Man Shoots Self Instead of Raccoon After Sneezing and Falling Off Chair

Man Shoots Self Instead of Raccoon After Sneezing and Falling Off Chair: A 81-year-old man has been hospitalized after accidentally sneezing, falling off his chair and shooting himself while attempting to kill a large raccoon that had broken into his home. Police say they were unable to identify the raccoon intruder because it was wearing a mask.

Study Finds Poor Economy Means Less Traffic Deaths: A new study out of the Brookings Institution found that fewer people die in car crashes when the economy is not doing well, with every additional 1% increase in unemployment resulting in 5000 less auto fatalities per year. In a touchingly dramatic outpouring of social responsibility, many large corporations promised to do their part by sending lots more jobs overseas.
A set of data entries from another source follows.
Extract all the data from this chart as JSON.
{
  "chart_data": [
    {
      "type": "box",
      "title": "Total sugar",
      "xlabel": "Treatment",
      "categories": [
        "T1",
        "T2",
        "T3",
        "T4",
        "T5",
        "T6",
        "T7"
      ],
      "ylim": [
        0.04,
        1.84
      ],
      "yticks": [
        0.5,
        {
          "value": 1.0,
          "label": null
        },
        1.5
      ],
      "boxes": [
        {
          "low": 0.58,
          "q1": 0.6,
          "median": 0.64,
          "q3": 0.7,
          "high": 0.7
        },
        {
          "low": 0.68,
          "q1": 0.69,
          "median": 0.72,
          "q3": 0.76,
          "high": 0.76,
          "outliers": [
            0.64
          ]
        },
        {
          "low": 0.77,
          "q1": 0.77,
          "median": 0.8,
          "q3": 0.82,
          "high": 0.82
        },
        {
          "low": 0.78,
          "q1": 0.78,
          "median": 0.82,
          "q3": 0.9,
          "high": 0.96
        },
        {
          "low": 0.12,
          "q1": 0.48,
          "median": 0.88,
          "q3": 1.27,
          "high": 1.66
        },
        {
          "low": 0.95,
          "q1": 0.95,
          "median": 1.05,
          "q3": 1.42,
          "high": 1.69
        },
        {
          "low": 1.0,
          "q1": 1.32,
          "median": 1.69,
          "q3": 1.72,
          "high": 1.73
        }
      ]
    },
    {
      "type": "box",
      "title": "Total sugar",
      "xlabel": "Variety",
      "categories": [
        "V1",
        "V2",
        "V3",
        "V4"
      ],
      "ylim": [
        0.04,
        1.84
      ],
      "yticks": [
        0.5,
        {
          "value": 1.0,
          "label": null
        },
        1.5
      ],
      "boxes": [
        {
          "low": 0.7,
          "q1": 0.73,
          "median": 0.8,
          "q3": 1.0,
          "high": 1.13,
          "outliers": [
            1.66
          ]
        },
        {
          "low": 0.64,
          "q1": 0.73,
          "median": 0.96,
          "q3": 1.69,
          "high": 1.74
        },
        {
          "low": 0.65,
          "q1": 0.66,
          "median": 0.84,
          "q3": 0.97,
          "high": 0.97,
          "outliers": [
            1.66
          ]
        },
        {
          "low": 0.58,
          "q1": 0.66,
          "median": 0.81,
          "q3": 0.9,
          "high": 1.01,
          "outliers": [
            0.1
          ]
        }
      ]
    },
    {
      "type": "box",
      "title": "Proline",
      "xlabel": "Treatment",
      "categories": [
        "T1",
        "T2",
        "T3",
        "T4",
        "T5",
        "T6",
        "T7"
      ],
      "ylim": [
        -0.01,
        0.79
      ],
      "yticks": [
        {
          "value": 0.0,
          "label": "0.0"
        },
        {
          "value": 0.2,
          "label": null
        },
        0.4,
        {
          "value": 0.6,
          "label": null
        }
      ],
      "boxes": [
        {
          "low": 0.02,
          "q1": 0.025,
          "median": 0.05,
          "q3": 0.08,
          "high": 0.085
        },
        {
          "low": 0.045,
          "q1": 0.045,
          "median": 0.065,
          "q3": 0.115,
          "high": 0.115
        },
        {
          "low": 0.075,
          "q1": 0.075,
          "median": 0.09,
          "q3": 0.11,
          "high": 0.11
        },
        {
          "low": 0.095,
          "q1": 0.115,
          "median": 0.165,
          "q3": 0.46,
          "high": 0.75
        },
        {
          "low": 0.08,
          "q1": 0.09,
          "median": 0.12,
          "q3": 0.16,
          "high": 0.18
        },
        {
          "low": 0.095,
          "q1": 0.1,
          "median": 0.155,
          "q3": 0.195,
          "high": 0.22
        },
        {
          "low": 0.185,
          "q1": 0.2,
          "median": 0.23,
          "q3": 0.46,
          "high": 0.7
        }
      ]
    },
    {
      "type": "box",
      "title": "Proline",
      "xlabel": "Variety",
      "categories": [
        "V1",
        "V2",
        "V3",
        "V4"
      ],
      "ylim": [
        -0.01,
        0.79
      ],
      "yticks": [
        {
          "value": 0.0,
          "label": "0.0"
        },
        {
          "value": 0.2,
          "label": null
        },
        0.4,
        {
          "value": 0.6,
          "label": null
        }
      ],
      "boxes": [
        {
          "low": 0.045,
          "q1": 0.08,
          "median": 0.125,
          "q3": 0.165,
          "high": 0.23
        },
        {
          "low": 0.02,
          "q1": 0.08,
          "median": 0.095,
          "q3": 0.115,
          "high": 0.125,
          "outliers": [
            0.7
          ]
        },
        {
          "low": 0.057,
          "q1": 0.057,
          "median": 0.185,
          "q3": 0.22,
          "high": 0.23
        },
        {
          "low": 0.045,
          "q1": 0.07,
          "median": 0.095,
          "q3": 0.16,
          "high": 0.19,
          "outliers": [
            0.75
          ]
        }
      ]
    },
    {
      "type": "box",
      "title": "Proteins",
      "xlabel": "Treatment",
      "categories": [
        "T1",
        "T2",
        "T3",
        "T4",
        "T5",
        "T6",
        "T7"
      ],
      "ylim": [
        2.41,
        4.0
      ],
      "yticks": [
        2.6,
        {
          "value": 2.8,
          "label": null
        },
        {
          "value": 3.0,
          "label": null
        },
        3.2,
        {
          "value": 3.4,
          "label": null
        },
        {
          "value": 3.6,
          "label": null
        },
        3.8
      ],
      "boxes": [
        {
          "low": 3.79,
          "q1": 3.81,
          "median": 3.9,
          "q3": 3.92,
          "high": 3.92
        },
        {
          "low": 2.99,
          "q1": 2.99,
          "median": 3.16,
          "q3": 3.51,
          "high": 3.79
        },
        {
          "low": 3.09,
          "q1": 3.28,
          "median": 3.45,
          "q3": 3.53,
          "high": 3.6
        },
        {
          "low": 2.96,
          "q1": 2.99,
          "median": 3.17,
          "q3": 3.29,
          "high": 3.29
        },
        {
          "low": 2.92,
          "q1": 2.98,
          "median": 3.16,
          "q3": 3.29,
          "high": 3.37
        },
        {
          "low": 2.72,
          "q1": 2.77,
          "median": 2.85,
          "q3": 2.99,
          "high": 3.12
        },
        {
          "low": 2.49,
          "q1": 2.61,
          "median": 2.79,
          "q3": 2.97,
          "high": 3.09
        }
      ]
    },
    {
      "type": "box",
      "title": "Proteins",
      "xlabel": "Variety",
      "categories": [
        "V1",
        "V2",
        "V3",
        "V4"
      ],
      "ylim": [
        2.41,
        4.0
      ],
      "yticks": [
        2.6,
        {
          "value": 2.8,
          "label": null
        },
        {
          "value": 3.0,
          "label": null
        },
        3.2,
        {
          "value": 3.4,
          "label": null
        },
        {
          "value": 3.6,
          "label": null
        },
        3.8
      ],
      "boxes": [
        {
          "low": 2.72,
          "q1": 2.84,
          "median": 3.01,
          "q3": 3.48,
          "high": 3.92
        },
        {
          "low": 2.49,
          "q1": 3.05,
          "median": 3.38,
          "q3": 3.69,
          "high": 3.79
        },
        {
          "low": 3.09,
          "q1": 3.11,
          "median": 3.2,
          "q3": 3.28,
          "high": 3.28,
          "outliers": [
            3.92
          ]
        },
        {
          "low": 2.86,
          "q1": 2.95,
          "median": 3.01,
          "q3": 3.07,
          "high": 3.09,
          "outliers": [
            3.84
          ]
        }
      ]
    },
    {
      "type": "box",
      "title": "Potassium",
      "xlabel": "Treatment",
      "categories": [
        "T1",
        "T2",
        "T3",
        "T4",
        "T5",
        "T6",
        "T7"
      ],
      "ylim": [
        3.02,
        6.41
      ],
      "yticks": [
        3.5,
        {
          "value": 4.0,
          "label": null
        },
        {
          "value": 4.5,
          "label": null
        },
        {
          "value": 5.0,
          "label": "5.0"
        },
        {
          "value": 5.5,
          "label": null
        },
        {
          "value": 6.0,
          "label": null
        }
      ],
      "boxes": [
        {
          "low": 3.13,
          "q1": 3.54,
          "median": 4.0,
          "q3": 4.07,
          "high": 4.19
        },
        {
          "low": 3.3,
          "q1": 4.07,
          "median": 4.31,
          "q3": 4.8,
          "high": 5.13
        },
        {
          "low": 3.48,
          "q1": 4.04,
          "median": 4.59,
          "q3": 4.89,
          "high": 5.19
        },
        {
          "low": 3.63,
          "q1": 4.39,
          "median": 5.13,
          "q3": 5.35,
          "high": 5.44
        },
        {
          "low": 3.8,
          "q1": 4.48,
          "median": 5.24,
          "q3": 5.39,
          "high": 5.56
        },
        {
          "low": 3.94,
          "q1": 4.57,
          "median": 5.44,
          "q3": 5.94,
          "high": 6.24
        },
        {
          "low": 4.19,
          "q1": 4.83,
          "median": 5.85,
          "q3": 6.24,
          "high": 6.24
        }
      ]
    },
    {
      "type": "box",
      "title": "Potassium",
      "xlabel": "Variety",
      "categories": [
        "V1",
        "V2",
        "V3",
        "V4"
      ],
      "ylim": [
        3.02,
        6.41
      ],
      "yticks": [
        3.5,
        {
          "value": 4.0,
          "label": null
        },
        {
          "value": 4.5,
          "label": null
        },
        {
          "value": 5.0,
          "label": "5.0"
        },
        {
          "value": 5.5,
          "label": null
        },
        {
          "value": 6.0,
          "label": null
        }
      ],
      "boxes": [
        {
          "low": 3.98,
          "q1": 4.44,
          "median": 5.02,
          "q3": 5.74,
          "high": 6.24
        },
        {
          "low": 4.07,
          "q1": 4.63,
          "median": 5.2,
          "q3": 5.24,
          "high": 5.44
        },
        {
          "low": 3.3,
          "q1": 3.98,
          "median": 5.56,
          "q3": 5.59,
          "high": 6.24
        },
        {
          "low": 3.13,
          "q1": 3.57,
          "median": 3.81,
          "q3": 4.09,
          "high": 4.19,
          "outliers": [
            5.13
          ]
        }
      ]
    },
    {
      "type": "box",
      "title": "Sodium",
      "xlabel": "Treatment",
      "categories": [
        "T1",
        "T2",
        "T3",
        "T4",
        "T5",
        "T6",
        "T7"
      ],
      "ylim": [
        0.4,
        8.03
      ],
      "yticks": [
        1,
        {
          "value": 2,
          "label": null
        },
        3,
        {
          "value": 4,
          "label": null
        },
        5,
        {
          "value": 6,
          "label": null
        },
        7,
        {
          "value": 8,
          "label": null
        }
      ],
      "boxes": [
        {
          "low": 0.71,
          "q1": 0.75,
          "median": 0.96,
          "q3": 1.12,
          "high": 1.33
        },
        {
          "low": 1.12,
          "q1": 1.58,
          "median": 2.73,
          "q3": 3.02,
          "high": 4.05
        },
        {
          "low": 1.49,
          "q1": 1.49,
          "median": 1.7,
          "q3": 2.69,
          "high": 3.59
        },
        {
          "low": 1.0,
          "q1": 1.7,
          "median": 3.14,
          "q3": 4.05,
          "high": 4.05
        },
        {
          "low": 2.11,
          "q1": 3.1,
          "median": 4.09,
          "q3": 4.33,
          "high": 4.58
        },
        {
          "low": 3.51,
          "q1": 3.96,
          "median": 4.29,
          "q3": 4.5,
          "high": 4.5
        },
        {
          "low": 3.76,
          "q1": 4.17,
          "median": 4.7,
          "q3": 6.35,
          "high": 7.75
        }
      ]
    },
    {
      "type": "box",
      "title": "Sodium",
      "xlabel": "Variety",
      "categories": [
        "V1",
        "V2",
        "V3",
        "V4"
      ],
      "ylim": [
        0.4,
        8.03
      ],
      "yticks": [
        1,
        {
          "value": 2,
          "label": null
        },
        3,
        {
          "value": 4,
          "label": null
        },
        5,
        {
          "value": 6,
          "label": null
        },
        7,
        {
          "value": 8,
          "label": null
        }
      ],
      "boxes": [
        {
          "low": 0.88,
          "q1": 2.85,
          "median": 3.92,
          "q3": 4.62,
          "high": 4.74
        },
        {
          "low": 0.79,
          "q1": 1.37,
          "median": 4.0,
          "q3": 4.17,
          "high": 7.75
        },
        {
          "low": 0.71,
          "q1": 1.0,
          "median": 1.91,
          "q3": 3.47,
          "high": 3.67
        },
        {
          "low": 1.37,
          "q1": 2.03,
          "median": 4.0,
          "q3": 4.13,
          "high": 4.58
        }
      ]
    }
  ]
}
Anthony Weiner and Wife Separate After Latest Sexting Scandal: Hillary Clinton aide Huma Abedin announced she is separating from husband and former Democratic Congressman Anthony Weiner, after a new report surfaced that Weiner is involved in yet another sexting scandal. Can’t say I’m really surprised, a politician with a name like Weiner sounds like a sex scandal just waiting to happen. His kid was even allegedly in one of the pics, guess he wanted to show off his little Weiner too. Anyway, if there’s anything that’s really obvious, its Weiner was looking for more than just a Huma in a relationship.